Central American migrants who were detained in a Border Patrol holding facility in McAllen, Texas, described atrocious living conditions and widespread sickness.
By John Burnett
U.S. Customs and Border Protection shut down its largest migrant processing center in South Texas for 24 hours on Tuesday after 32 detainees got sick with the flu. This is the same location where a 16-year-old Guatemalan boy became sick, and died Monday at another Border Patrol station.
CBP says it stopped taking in migrants on Tuesday and treated anyone who was sick; the facility was sterilized and reopened Wednesday afternoon.

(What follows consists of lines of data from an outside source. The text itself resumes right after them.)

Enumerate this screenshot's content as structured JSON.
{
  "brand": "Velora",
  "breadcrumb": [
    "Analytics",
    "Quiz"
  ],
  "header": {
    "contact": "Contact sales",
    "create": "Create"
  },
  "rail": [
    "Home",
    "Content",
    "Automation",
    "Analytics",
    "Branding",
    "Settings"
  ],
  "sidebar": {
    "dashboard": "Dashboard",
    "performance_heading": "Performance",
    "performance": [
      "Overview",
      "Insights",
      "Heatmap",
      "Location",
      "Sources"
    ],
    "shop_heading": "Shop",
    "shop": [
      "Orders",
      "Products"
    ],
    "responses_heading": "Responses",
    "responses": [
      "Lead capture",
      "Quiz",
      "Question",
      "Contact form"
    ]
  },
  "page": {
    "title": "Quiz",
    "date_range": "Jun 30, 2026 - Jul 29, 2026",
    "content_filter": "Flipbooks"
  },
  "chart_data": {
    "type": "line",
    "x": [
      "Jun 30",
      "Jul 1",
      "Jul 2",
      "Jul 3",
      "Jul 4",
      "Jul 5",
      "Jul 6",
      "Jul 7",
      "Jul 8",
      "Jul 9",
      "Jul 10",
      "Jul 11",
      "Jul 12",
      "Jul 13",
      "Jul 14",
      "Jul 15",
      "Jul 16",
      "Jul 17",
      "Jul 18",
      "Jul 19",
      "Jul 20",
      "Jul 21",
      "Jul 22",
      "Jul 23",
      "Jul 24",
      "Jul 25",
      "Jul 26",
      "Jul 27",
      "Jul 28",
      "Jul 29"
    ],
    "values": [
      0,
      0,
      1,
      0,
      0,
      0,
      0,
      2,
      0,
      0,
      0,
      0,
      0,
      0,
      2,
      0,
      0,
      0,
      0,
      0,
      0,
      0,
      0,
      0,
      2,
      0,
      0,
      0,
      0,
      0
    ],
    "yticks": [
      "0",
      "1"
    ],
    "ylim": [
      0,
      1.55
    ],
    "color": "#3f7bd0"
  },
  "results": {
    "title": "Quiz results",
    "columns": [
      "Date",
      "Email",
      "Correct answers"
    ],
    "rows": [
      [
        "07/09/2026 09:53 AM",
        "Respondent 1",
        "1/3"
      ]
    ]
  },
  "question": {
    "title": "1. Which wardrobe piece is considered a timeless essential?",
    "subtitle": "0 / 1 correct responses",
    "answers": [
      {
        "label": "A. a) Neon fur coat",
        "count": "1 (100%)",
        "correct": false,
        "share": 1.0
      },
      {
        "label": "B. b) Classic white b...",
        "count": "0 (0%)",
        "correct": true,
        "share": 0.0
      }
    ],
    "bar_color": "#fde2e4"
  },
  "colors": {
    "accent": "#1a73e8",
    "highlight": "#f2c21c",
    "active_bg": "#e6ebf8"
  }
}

“There are sick people. They have coughs and colds. Mainly the children, who are the most vulnerable to becoming ill,” said Darwin Caballero, a 31-year-old construction worker from San Pedro Sula, Honduras, who was traveling with his 5-year-old daughter.
He and more than a dozen other migrants were interviewed at the Catholic Charities Respite Center in central McAllen. They were recently discharged from CBP’s McAllen Central Processing Center, located a few miles north of the Rio Grande.
“Thank God we’re OK,” said Carmen Juarez, who trekked from Chiquimula, Guatemala, with her 6-year-old daughter. “We slept on the hard ground, under the stars. No mattresses, just a silver blanket. My daughter had a fever and that’s why they asked us to sleep outside.” She said medical personnel took her daughter, Estefani, to the hospital, where she was given medicine and gradually improved.
At the shelter, inside a hallway echoing with crying kids and smelling of stale sweat, Mefi Fuentes shook his head remembering his ordeal in the processing center.
“I was four days in the freezer (the detainees’ name for CBP’s well air-conditioned holding cells) and five days outside,” he said. “We slept on cement surrounded by a chain-link fence.”